Intercom's AI Survival Bet

Diving deeper into

Eoghan McCabe & Des Traynor, CEO and CSO of Intercom, on the AI transformation of customer service

Interview
not only was betting on it like this a giant opportunity, but not betting on it was a serious risk.
Analyzed 5 sources

This was a survival decision disguised as a product bet. Intercom had built a seat based help desk business, but AI changes the basic unit of value from paying for human agents to paying for resolved issues. If Intercom had stayed focused on selling more seats, it would have been defending a shrinking pool of spend while customers, and newer AI vendors, moved toward automation that removes seats entirely.

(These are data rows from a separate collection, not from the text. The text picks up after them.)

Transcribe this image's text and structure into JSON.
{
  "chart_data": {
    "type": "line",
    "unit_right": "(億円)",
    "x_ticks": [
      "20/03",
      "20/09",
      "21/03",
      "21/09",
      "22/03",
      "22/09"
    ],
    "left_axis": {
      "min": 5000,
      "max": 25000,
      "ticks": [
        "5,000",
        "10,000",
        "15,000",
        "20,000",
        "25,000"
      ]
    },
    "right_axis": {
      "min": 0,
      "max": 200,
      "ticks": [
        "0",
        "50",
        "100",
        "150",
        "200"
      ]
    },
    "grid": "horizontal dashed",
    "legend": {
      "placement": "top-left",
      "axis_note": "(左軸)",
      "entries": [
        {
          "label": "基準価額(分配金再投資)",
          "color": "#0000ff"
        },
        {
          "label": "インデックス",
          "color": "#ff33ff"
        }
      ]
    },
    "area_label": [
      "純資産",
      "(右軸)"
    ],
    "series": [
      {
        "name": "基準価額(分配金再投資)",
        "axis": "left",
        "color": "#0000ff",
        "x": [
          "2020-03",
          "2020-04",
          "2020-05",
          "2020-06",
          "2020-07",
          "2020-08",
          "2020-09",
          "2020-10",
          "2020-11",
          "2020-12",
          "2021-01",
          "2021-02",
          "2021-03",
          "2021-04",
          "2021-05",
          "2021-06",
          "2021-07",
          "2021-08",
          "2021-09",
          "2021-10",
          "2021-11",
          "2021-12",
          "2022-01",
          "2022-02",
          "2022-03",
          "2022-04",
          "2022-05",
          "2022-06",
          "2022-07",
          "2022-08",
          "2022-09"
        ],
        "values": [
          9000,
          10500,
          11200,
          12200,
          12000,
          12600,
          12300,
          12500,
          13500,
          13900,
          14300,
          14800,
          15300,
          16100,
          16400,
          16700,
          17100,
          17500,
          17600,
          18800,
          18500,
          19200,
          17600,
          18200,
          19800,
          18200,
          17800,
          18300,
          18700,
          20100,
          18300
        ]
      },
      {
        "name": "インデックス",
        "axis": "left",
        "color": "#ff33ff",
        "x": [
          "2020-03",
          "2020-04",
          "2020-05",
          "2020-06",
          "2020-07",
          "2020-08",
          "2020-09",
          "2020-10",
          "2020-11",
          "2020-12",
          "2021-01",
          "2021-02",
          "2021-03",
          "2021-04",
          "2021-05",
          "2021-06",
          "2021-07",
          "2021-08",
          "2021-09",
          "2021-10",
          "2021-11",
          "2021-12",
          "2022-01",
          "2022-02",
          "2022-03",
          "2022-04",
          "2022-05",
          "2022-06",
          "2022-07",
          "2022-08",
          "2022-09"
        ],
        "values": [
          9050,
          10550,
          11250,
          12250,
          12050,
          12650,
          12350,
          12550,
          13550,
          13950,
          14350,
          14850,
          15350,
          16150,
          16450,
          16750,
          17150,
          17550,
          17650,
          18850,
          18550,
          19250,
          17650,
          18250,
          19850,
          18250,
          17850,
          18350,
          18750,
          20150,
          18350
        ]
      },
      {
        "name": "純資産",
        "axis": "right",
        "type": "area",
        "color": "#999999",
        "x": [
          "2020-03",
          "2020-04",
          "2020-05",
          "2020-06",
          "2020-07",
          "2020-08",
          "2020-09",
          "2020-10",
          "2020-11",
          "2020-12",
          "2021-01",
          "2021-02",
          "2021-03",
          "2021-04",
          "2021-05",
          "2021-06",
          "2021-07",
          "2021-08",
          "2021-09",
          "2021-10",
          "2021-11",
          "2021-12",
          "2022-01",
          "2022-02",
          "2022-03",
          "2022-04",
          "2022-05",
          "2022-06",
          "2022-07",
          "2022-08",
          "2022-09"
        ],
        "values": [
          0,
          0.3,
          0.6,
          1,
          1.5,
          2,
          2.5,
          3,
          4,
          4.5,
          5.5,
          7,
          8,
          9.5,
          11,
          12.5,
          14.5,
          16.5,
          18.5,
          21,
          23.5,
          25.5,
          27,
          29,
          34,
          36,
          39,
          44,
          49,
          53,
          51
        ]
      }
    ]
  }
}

  • Intercom had already seen the problem in its numbers. Growth slowed to 10% in 2023 as customer service teams got smaller, then re accelerated to $343M in 2024 by adding AI into higher tiers and charging 99 cents per AI resolved ticket. That shows the risk was not theoretical, it was already hitting the core model.
  • The workflow itself was changing. Older bots followed scripts or matched canned answers, but Fin could read support docs, understand free form questions, and handle a large share of conversations without constant rule writing. Once that becomes good enough, buyers expect fewer agents, not better agent tools.
  • Competition made waiting even riskier. Zendesk could push AI into a huge installed base, Gorgias already fit better with usage driven support economics in ecommerce, and newer players like Sierra and Decagon were built around replacing outsourced support and human queues from day one.

This pushes customer service software toward a winner that owns both the system of record and the automation layer. The strongest vendors will be the ones that can answer the question, take the action, and prove the outcome, while pricing on work completed instead of seats occupied. Intercom’s early full commitment gave it a path to stay in that top tier.